ERTUĞRUL ÖZKÖK : BAŞBAKAN'IN KARİZMASI ÇİZİLDİ Mİ?
Başbakan'ın karizması çizildi miHADİ gelin hepimizin kapı aralarında konuştuğu asıl meseleyi dillendirelim.
"Başbakan Erdoğan’ın karizması çizildi mi?"
Şundan kendim kadar eminim.
Bu kaskatı soruyu bizden önce Başbakan kendi kendine sormuştur.
Emin olduğum başka bir şey daha var.
Bu soru, "başka mevkilerde" bulunan başka insanlar tarafından sorulmuştur.
Hatta soru şu noktaya kadar gitmiştir:
"Acaba bu hastalık Erdoğan’ın cumhurbaşkanlığı kararını etkiler mi?"
Bu kadarcık rahatsızlık için bu kadar büyük sorular sorulur mu demeyin.
Sorulur, sorulur.
* * *
Bu soruyu neden soruyorum?
Mesleki açıdan öncelik alma duygusu mu?
Yoksa, "ilginç bir şeyler yazıp, kendimi okutabilme saiki" mi?
Hayır ikisi de değil.
Hayatımın bir anında ben buna benzer bir durumu yaşadım ve yatakta tek başıma yatarken aynı soruyu kendi kendime sordum.
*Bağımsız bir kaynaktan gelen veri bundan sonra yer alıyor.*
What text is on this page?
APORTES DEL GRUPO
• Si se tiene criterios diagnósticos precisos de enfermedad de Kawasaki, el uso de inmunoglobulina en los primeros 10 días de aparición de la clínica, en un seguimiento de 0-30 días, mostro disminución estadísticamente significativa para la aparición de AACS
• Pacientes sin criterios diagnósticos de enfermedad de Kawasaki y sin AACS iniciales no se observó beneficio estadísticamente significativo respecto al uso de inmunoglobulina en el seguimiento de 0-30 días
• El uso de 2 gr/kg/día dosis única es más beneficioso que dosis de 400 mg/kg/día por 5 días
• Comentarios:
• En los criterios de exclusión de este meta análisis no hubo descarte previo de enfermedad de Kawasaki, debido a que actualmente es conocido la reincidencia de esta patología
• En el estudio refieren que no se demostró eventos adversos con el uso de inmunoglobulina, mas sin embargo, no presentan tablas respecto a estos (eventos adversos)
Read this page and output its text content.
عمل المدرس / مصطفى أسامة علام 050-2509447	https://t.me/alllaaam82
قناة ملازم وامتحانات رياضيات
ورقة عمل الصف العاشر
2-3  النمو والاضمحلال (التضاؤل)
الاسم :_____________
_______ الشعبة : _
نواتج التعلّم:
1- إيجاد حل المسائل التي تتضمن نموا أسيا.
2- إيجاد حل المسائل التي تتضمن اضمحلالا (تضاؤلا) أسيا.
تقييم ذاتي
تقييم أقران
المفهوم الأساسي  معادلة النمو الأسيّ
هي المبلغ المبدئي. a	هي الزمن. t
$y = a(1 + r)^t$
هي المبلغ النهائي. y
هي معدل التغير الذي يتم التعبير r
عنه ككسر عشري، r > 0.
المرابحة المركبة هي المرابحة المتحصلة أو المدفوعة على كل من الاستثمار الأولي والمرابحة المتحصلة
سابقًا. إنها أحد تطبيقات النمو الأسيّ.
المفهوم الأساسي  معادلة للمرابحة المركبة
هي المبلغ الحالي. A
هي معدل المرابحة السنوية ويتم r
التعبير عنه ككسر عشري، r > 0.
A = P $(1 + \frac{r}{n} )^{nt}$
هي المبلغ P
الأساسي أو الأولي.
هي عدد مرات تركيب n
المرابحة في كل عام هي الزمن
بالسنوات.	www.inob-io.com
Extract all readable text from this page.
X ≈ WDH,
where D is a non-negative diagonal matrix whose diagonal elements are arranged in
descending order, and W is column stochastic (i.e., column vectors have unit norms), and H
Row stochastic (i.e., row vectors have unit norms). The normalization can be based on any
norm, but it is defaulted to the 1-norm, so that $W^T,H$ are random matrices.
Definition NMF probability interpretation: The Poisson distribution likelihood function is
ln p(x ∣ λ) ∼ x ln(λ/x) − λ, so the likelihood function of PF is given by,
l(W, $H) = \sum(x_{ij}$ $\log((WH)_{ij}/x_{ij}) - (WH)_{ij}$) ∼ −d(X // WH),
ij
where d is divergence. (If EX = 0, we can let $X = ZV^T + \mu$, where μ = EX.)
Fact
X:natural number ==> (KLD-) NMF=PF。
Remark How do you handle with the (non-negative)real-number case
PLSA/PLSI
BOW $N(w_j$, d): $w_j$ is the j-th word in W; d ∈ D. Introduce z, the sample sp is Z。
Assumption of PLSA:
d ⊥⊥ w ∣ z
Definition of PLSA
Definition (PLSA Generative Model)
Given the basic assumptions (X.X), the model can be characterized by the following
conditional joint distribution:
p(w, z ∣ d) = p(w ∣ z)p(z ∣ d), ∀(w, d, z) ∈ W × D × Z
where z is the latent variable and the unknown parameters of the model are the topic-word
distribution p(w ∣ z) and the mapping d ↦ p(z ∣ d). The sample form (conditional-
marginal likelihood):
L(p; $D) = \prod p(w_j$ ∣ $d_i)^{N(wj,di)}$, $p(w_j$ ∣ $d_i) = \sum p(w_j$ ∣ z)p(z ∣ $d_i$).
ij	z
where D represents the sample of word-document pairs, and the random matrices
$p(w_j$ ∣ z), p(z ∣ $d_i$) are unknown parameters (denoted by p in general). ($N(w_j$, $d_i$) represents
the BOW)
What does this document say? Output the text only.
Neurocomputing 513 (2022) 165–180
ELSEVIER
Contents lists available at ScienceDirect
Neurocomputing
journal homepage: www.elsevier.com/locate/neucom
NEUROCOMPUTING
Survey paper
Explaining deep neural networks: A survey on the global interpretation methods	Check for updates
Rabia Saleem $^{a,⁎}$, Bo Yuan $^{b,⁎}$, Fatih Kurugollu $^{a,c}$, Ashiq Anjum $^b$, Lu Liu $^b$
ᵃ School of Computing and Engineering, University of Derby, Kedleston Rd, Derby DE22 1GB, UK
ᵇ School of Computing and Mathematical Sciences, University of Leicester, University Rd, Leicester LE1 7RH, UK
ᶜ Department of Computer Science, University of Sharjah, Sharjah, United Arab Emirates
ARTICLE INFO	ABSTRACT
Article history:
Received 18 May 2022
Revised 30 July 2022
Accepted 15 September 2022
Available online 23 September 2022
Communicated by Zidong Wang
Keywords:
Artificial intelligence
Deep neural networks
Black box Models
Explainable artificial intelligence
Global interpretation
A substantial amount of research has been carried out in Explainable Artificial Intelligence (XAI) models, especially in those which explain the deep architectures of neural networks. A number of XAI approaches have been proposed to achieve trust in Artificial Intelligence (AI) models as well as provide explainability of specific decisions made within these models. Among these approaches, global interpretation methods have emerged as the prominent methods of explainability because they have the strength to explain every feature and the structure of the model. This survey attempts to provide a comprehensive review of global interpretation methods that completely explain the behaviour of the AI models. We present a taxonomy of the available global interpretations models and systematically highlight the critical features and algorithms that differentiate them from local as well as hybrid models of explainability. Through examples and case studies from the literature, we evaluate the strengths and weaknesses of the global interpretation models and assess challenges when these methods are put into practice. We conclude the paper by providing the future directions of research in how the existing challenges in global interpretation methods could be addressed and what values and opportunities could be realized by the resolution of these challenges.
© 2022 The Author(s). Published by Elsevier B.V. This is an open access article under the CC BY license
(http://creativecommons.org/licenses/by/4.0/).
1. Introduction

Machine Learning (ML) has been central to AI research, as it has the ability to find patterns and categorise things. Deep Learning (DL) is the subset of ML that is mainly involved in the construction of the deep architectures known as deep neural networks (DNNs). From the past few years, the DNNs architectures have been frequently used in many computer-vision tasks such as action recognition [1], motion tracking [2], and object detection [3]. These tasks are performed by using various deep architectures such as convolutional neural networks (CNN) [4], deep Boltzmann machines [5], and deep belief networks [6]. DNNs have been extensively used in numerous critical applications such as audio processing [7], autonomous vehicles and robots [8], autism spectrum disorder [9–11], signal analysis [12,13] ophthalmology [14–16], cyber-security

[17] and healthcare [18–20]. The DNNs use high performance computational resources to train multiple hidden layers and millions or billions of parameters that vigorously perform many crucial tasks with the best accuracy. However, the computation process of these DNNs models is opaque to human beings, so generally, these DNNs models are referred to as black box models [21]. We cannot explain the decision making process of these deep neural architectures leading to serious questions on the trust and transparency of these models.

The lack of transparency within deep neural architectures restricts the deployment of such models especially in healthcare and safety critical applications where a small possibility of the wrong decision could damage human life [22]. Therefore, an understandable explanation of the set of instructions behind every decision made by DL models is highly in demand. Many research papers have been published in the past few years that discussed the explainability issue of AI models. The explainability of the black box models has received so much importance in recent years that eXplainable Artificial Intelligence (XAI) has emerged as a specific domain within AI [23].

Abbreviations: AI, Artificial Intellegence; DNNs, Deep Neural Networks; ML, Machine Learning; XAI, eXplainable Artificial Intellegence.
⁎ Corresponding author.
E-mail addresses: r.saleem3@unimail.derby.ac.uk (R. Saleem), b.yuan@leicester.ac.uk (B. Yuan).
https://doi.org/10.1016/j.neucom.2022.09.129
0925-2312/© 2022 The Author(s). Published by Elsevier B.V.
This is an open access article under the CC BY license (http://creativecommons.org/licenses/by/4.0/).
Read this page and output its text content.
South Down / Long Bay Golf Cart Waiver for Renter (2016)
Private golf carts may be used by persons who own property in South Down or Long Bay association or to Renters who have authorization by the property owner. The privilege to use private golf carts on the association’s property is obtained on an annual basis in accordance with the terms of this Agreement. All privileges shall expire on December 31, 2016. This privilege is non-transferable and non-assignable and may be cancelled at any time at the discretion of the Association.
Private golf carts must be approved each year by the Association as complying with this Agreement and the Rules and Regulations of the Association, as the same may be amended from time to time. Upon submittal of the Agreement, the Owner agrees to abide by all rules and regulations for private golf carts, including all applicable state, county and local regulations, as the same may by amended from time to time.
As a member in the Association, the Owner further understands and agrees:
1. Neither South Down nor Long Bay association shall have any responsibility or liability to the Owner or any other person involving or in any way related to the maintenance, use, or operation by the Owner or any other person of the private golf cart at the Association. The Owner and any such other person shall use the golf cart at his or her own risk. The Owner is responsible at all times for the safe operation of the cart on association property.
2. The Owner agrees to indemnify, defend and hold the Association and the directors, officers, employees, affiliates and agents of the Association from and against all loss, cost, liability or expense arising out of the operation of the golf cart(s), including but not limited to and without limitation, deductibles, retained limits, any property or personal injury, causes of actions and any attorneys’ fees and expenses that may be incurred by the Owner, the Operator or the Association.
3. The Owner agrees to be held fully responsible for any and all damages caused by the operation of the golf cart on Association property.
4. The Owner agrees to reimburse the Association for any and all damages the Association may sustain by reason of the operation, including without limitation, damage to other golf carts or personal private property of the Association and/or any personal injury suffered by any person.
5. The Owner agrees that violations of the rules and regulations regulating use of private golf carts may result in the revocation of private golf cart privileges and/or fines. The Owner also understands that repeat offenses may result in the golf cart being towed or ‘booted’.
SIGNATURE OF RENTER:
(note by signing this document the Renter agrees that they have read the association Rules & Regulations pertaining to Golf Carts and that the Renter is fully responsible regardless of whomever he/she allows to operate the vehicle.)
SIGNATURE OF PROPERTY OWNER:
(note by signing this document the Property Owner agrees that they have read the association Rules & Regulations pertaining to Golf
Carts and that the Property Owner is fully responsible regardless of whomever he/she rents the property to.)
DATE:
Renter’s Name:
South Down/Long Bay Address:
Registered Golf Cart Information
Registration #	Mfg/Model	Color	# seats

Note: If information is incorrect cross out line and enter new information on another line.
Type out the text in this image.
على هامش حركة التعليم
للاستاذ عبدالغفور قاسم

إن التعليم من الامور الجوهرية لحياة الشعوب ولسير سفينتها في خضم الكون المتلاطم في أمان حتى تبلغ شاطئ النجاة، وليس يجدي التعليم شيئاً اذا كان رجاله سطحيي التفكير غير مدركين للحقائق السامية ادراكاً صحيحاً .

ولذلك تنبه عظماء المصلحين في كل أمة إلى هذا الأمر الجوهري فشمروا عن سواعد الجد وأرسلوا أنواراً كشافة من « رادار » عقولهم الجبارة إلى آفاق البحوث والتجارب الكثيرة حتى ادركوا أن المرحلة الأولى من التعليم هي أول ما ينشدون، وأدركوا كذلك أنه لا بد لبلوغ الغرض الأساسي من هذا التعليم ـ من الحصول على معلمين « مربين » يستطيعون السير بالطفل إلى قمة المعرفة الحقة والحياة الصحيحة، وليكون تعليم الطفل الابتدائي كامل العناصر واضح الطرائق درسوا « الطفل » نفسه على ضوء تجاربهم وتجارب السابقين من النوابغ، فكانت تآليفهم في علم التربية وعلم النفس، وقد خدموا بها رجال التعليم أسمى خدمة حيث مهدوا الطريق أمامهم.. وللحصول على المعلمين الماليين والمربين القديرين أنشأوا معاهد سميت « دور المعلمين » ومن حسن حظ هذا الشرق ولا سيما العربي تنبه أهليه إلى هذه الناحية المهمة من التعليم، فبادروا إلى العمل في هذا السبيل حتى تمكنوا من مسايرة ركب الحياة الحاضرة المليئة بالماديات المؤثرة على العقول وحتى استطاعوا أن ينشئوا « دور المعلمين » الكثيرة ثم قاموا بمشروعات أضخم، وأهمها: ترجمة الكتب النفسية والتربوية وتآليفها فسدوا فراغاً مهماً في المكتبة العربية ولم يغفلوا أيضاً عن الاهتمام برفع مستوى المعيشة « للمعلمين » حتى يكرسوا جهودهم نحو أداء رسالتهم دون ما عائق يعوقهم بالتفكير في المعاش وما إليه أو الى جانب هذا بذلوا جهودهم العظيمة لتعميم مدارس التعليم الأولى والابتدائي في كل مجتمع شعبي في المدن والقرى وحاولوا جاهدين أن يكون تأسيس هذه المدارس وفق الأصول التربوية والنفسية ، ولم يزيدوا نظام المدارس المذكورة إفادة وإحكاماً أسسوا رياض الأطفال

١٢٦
Anlayacağınız önceki gün "Başbakan’ın hastane yatağında neler hissettiğini" en iyi bilebilecek durumda olan insanlardan biriyim.
* * *
Bundan dört beş yıl kadar önce Bodrum’da köydeki evimde gece göğsümde bir sıkıntı ile uyandım.
O güne kadar pek tanımadığım bir ağrı gelip göğsüme oturmuş gibiydi.
Biraz paniklemedim dersem yalan olur.
Eşim benden daha fazla panikledi ve "Hadi Bodrum’a hastaneye gidiyoruz" dedi.
Hastaneye girerken göğsümdeki o baskı geçmişti.
Ama Alman Hastanesi’nde hemen tetkiklere başladılar.
Kan tablom gayet normaldi.
Şekerim iyiydi. Tansiyonum normaldi.
Enzimler normal düzeydeydi.
EKO sonuçlarında endişe verici bir işaret yoktu.
Yani kalbimle ilgili sorun görünmüyordu.
Yine de gözlem için beni ertesi güne kadar orada tutmaya karar verdiler.
Bu arada yerel basın benim gece yarısı hastaneye getirildiğimi öğrenmiş ve kapıya toplanmıştı.
Bazı televizyonlar daha sabah erken saatlerden itibaren benim hastaneye kaldırıldığım haberini yayınlamaya başlamışlardı.
Hain soru işte o an aklıma takıldı:
"Bu acil servis olayı karizmamı çizer miydi?"
* * *
Çok gariptir insan öyle anlarda kendi sağlığını değil, "başkalarının kendi sağlığı hakkında ne düşündüğünü" aklına getiriyor.
Yani doktorlar istediği kadar "Bir şeyiniz yok" desin, siz başkalarının hakkınızdaki izlenimlerinin etki alanına giriyorsunuz.
50’li yaşlar zor yaşlardır.
Vücudunuza güvenirsiniz, o nedenle sınırları zorladığınızın farkına varmazsınız.
Arkanızdaki yıllar gelip geçmiştir. Gözünüz hálá önünüzdeki çöplüktedir.
Kariyeriniz, işiniz, gücünüz ne olacaktır?
Ve "kadın"...
İşte o, fiziki ve manevi çizgileriyle kafanızda dipdiri durmaktadır.
Eşiniz, sevgiliniz artık size nasıl bakacaktır?
Öyle bir günlük falan demeyin.
Ellili yaşlardaki her erkeği acil servis kapısında işte bu endişe karşılar.
Gelelim baştaki o hain soruya.
Bu rahatsızlık Başbakan’ın karizmasını çizer mi?
Sorunun cevabını bizzat Başbakan’a vermek isterim.
* * *
Sayın Başbakan, hiç endişeniz olmasın.
Bir gecelik acil servis macerası karizma falan bozmaz.
Hayat bütün normalliği ile devam eder.
Kötü bir durum yoksa, her şey çok çabuk normale avdet eder.